FEA kick starts new motorcycle line

April 3, 2003
Engineers with an upstart motorcycle company turned to MSC.Nastran for Windows from MSC.Software to pinpoint trouble spots in a new motorcycle's structural members.

The recently revived Indian motorcycle company is changing from a custom builder to one capable of mass producing thousands of bikes, such as the Indian Chief 2002.

The complex frame for an Indian Chief is made of low-carbon steel tubing, castings, and forgings. Stress analyst Yuen used MSC.Nastran for Windows to see where it needed more material, thicker walls, and possibly a different gusseting design.

Engineers with an upstart motorcycle company turned to MSC.Nastran for Windows from MSC.Software, Santa Ana, Calif. (www.mscsoftware.com), to pinpoint trouble spots in a new motorcycle's structural members. "FEA played an important role in shaping the design of the Indian bike," says Derek Yuen, structural engineer with Indian Motorcycles, Gilroy, Calif. (www.indianmotorcycles.com). Yuen estimates the software let his team cut up to 25% off the design schedule.
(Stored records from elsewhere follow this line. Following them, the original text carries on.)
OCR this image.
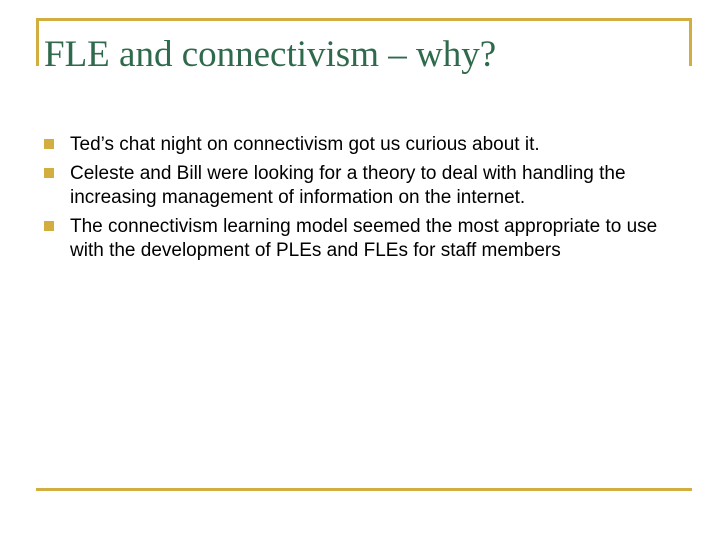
FLE and connectivism – why?
Ted’s chat night on connectivism got us curious about it.
Celeste and Bill were looking for a theory to deal with handling the increasing management of information on the internet.
The connectivism learning model seemed the most appropriate to use with the development of PLEs and FLEs for staff members
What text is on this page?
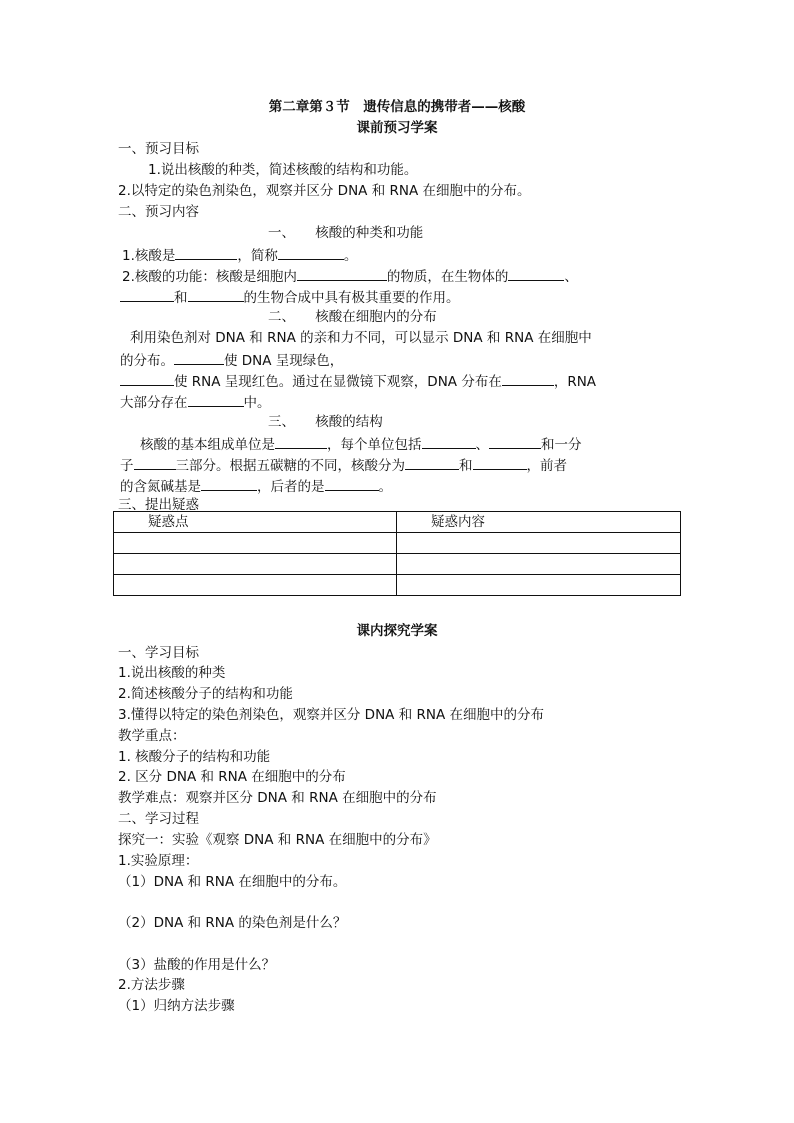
第二章第３节　遗传信息的携带者——核酸
课前预习学案
一、预习目标
1.说出核酸的种类，简述核酸的结构和功能。
2.以特定的染色剂染色，观察并区分 DNA 和 RNA 在细胞中的分布。
二、预习内容
一、　　核酸的种类和功能
1.核酸是	，简称	。
2.核酸的功能：核酸是细胞内	的物质，在生物体的	、
和	的生物合成中具有极其重要的作用。
二、　　核酸在细胞内的分布
利用染色剂对 DNA 和 RNA 的亲和力不同，可以显示 DNA 和 RNA 在细胞中
的分布。	使 DNA 呈现绿色，
使 RNA 呈现红色。通过在显微镜下观察，DNA 分布在	，RNA
大部分存在	中。
三、　　核酸的结构
核酸的基本组成单位是	，每个单位包括	、	和一分
子	三部分。根据五碳糖的不同，核酸分为	和	，前者
的含氮碱基是	，后者的是	。
三、提出疑惑
疑惑点	疑惑内容

课内探究学案
一、学习目标
1.说出核酸的种类
2.简述核酸分子的结构和功能
3.懂得以特定的染色剂染色，观察并区分 DNA 和 RNA 在细胞中的分布
教学重点：
1. 核酸分子的结构和功能
2. 区分 DNA 和 RNA 在细胞中的分布
教学难点：观察并区分 DNA 和 RNA 在细胞中的分布
二、学习过程
探究一：实验《观察 DNA 和 RNA 在细胞中的分布》
1.实验原理：
（1）DNA 和 RNA 在细胞中的分布。
（2）DNA 和 RNA 的染色剂是什么？
（3）盐酸的作用是什么？
2.方法步骤
（1）归纳方法步骤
He says the FEA software also shortened the time to market by reducing the number of prototype failures and by streamlining their design process.
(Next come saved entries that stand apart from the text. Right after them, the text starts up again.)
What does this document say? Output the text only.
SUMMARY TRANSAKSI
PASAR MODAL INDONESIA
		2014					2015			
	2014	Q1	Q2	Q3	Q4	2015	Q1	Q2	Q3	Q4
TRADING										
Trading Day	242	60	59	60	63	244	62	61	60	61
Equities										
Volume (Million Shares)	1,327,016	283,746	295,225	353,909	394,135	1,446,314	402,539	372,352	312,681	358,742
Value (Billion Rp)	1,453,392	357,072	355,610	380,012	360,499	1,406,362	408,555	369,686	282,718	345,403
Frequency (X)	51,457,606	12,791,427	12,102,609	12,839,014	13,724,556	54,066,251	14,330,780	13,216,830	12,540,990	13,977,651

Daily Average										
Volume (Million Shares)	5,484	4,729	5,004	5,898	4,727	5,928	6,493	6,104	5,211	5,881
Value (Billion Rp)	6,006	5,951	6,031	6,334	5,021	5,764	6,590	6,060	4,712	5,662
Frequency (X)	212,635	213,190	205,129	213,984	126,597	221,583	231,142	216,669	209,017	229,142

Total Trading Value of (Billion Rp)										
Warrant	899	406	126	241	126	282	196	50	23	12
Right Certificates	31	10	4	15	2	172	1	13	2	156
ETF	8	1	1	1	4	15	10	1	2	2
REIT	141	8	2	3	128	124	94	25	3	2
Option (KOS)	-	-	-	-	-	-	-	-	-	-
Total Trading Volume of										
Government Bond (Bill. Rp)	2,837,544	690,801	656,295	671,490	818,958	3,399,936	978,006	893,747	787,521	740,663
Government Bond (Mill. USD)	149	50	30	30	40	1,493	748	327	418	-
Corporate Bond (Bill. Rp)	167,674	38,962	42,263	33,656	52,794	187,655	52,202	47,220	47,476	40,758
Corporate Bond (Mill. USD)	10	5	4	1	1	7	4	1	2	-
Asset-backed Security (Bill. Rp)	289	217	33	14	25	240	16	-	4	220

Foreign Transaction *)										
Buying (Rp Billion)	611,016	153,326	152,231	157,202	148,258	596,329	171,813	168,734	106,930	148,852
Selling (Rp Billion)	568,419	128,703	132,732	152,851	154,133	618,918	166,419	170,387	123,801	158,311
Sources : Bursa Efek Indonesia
Conventional wisdom suggests making prototypes after completing analyses. Yuen prefers to complete analysis early in the design process. For the new Chief, however, time constraints made such a schedule impractical. Therefore, prototyping and analysis were done simultaneously. "We had prototypes made from preliminary drawings, and before the final design finished, we had a prototype up and running. In the end, FEA shaped our structural changes and helped correct problems that showed up onscreen or in a prototype part that broke after testing." Take the rear-seat structure, for example. FEA predicted unacceptably high stresses. A week later it broke. "We've had good correlation between FEA and physical prototypes," he says.